I know I’ve raved before about Gordon Ramsay’s Kitchen Nightmares, but now that the Lady Wife and I have succumbed to the warm, gentle content tsunami of basic cable, I’m also really enjoying Ramsay’s more recent show, Gordon Ramsay’s F Word. It’s a show built around a gimmick — each episode, Gordon takes a team of four amateur cooks through the paces of working in a pro kitchen for a night. The kicker is that the diners decide at the end of each course whether they want to pay for it. At the end of the season, the team with the most purchased courses gets to come work at Claridge’s at Mayfair.
But that’s just the anchor concept. Between the courses, Gordon engages in various other food-related activities, including hunting, fishing, and raising his own livestock. He also does a “recipe challenge” each episode, pitting his own recipe against one brought in by a celebrity. (Well, a British celebrity. I didn’t recogize any of them.) Gordon always talks a tremendous amount of smack in the kitchen, presumably in an attempt to rattle his celeb competitors. But he doesn’t always win, and his maitre’d, Jean-Baptiste, is always positively gleeful when Gordon has to take one in the face. (So am I.)
This is sort of the key to the show, actually. Gordon Ramsay is a type-A, bullying personality, but he’s also a high achiever, and what’s fascinating about high-achieving people is watching them apply themselves to things they don’t yet have mastery in. So far, the best, most efficient kitchen team of the first season was a group of lady doctors who moved fast like they were in the emergency room and repeated orders with a martial “Yes, chef!” They were fine home cooks to start with, but they were also the kind of people who, having achieved complete mastery in one area, feel comfortable trying to learn new things and have the discipline and learning skills to be successful. (Another brigade, by contrast, consisted of “Eton Boys” who worked in finance and made me cringe for the future state of the British economy.)
Gordon, of course, has achieved complete mastery in his field, and the chief pleasure of the show is watching him, as well as his amateur cooks, try new things. Mostly he succeeds, but the process humbles him, takes away some of his competitive, ball-busting energy. (It’s particularly fun to watch him shrink down to quite human scale when he gets to ride along with a group of RAF pilots.) And in the process of trying to get closer to his food, he actually finds out some fascinating things, like what the jolt from an electric sheep fence feels like, or what happens to the pigs he’s raised in his backyard when they go to the slaughterhouse.
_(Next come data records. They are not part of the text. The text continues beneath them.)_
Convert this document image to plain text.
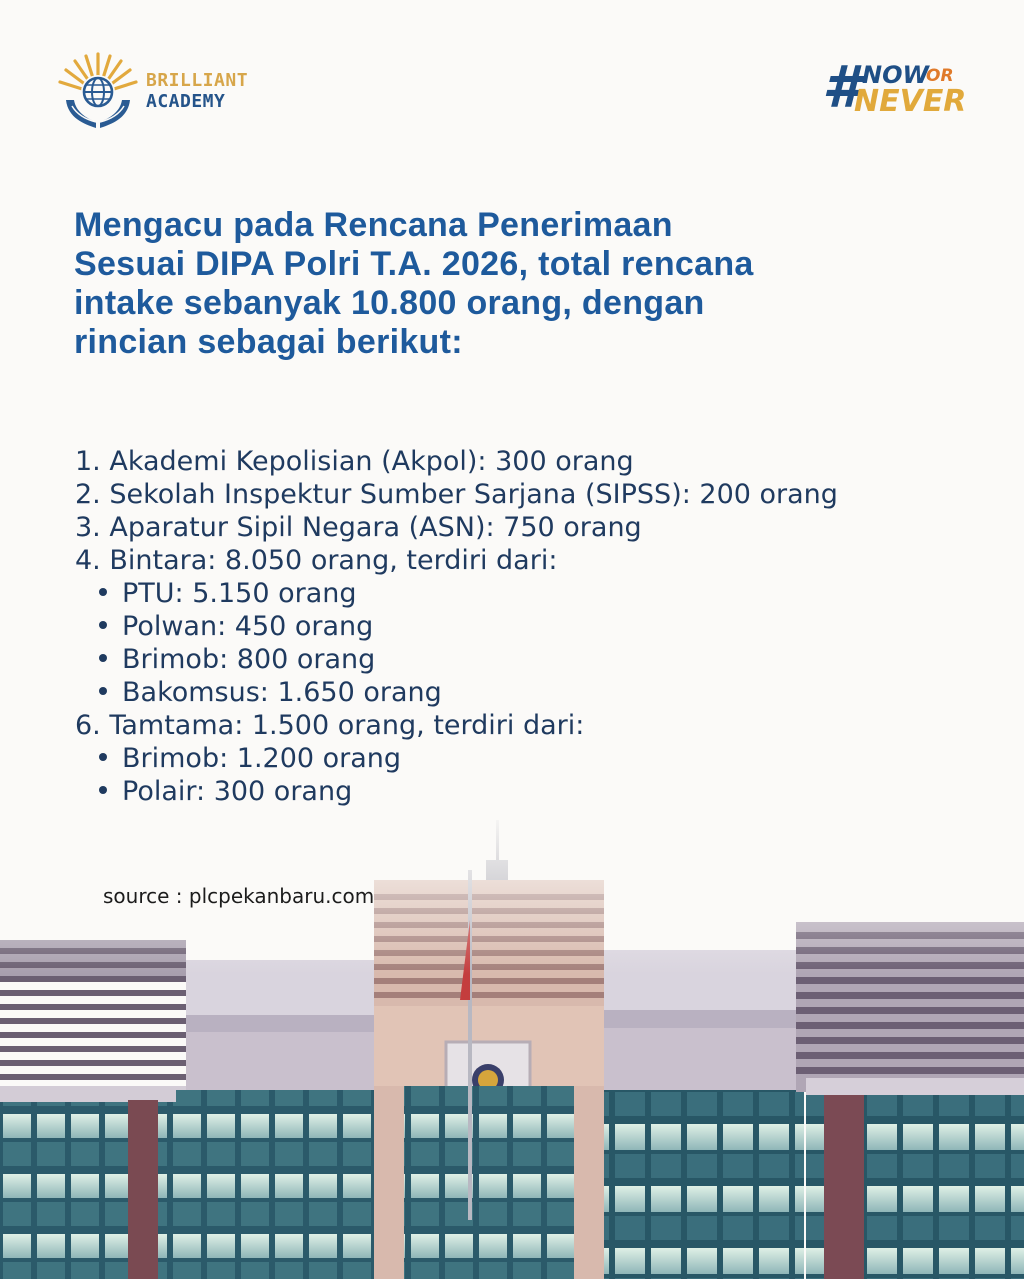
BRILLIANT
ACADEMY	# NOW
OR
NEVER
Mengacu pada Rencana Penerimaan
Sesuai DIPA Polri T.A. 2026, total rencana
intake sebanyak 10.800 orang, dengan
rincian sebagai berikut:
1. Akademi Kepolisian (Akpol): 300 orang
2. Sekolah Inspektur Sumber Sarjana (SIPSS): 200 orang
3. Aparatur Sipil Negara (ASN): 750 orang
4. Bintara: 8.050 orang, terdiri dari:
PTU: 5.150 orang
Polwan: 450 orang
Brimob: 800 orang
Bakomsus: 1.650 orang
6. Tamtama: 1.500 orang, terdiri dari:
Brimob: 1.200 orang
Polair: 300 orang
source : plcpekanbaru.com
Some of his adventures are clearly impossible to repeat at home — not many of us are going to go spear-fishing for food — but some, like finding and cooking snails from his own garden instead of importing hoity-toity French snails, seem like the kind of thing an ambitious home cook could totally figure out.
Also, he involved his kids, paying them 5p per snail. It was pretty adorable — one boy got something like 1 pound 25p, which is 25 snails! — but it also points to the thing that makes Ramsay such an engaging figure: despite being an asshole in many respects, he’s passionate about educating the public, including small children, about food and where it comes from.
(One recurring segment that seems destined to become the next Ramsay show is about Ramsay’s search for the next Fanny Cradock, a seminal British TV cook who apparently taught millions of middle-class housewives to cook. I.e., Gordon Ramsay’s childhood companion.)